Glacier Toyota is one business in Smithers that is trying to reduce light pollution by having lower lamp posts with LED lighting. (Marisca Bakker)

Resident wants action on light pollution

A star gazer has some bright ideas to reduce light pollution in Smithers

A Smithers resident is asking the Town to step in and help reduce the amount of light pollution coming from commercial buildings.

Len Vanderstar wrote a letter to town council asking them to “phase out the bright lights of Canadian Tire & Toyota, among others to harmonize with the Smithers streetlights moving to LED and to seriously consider amber coloured lights similar to many cities across Canada in cutting down light pollution.”

He said when he moved here in 1989 there was very minimal light pollution in town.

“If you are doing any astronomy work, you are hooped in town,” he said. “In terms of constellations, I can’t even see them from my backyard anymore. I have to go further up the mountain to see what I used to be able to see right in my backyard. I don’t get the clarity of the constellations to the same extent anymore and I’m on the other side of town in Ebenezer Flats.”

Vanderstar said light pollution is a form of pollution and should be treated as such.

“You can see a glow of town when there is a cloud over town,” he said. “When you can see lights reflecting off the clouds, that is light pollution. But if the clouds aren’t there then it interferes with the starlight coming into town. It should be looked at, objectives could be met and could be phased in over time. We don’t need an abundance of bright lights and they can be better directionalized so they aren’t reflecting into space.”

He said large commercial buildings in town have bright white lights that he said could be changed to an amber or yellow colour.

“You could find today in Smithers, you can hardly see the stars. It is largely due to commercial operations,” he said. “The Town of Smithers has nice amber lights, the streetlights are pretty good that way. The amber glow, and they point downwards and reduce light pollution to a large extent.”

There are bylaws in other towns to prevent light pollution and Vanderstar said it is standard in other areas.
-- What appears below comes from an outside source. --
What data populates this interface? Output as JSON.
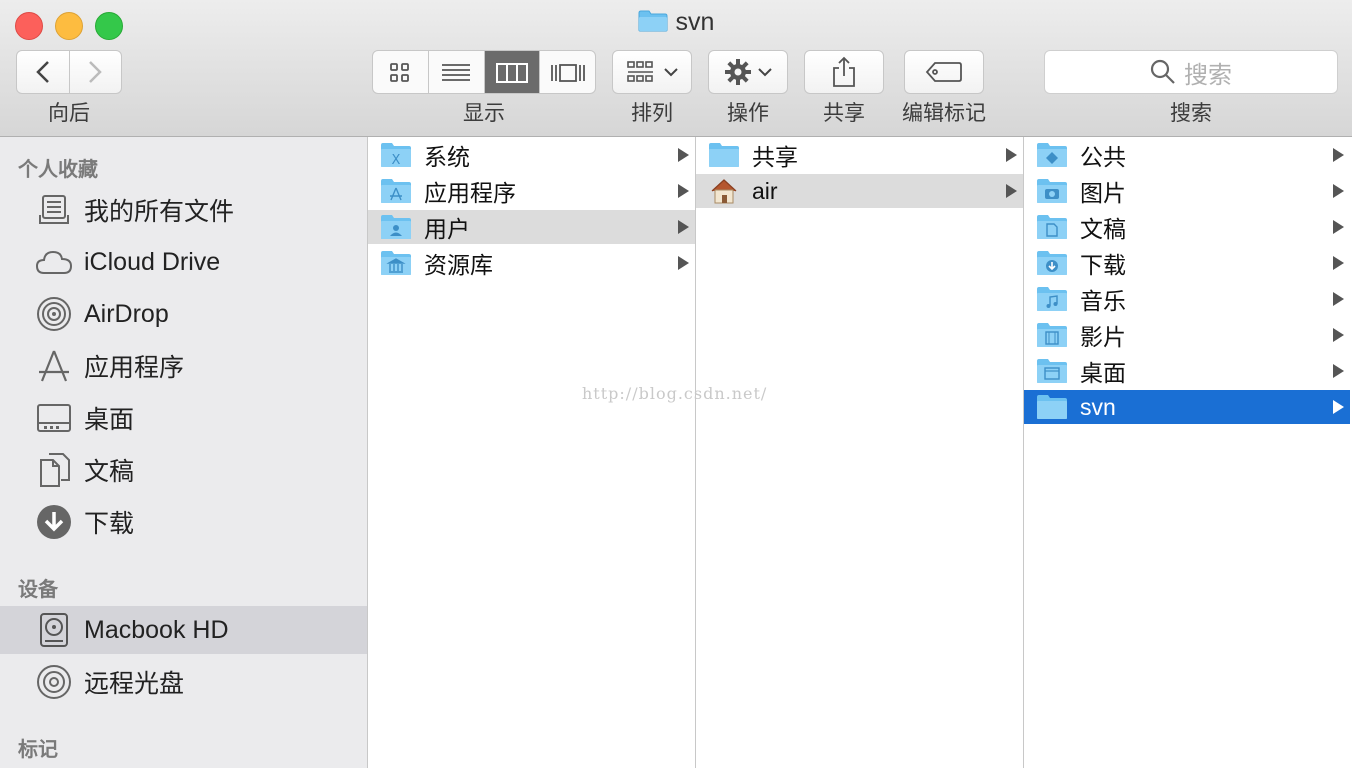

“From a municipal point of view, we are almost there,” he said. “The streetlights are amber, so that is great, you can see them but they aren’t bright. But what you’ll see along the service roads, particularly with the big commercial sites, we need them to transition to a more accommodating light that can still serve their objectives but significantly reduces the light pollution. It only takes a couple of big establishments to affect the change.”

Acting Mayor Gladys Atrill said at this time, town council has no plans to formally make any bylaws that would force businesses to cut down on light pollution.

“The town has been changing out its lights with an intention to reduce energy consumption, and has been encouraging BC Hydro to change out the ones it owns,” she added. “To the specific item of light pollution, I am going to speak to specific businesses to see if there is a way to turn on fewer lights, where it’s possible.”

Meanwhile, some businesses are already working on finding a balance between minimizing light pollution while still showcasing their products and keeping enough lights on for security reasons.

Scott Olesiuk of Glacier Toyota said it has been on their radar for a while.

“When we built our store, we kept our lamp posts low to the ground. We went from a 1,000 watt bulbs at the time down to 388 watt LED bulbs. So now we are consuming less, it is all part of our green initiative at the store,” he said.

They need lights for shoppers browsing in the evening and for security reasons but they are controlled and the lights are the most efficient that can be used, he said.

“We strive to continue to make things better, green is what we are all about. Our vehicles are the most efficient so we tried to do the same thing with our business and our dealership,” he added.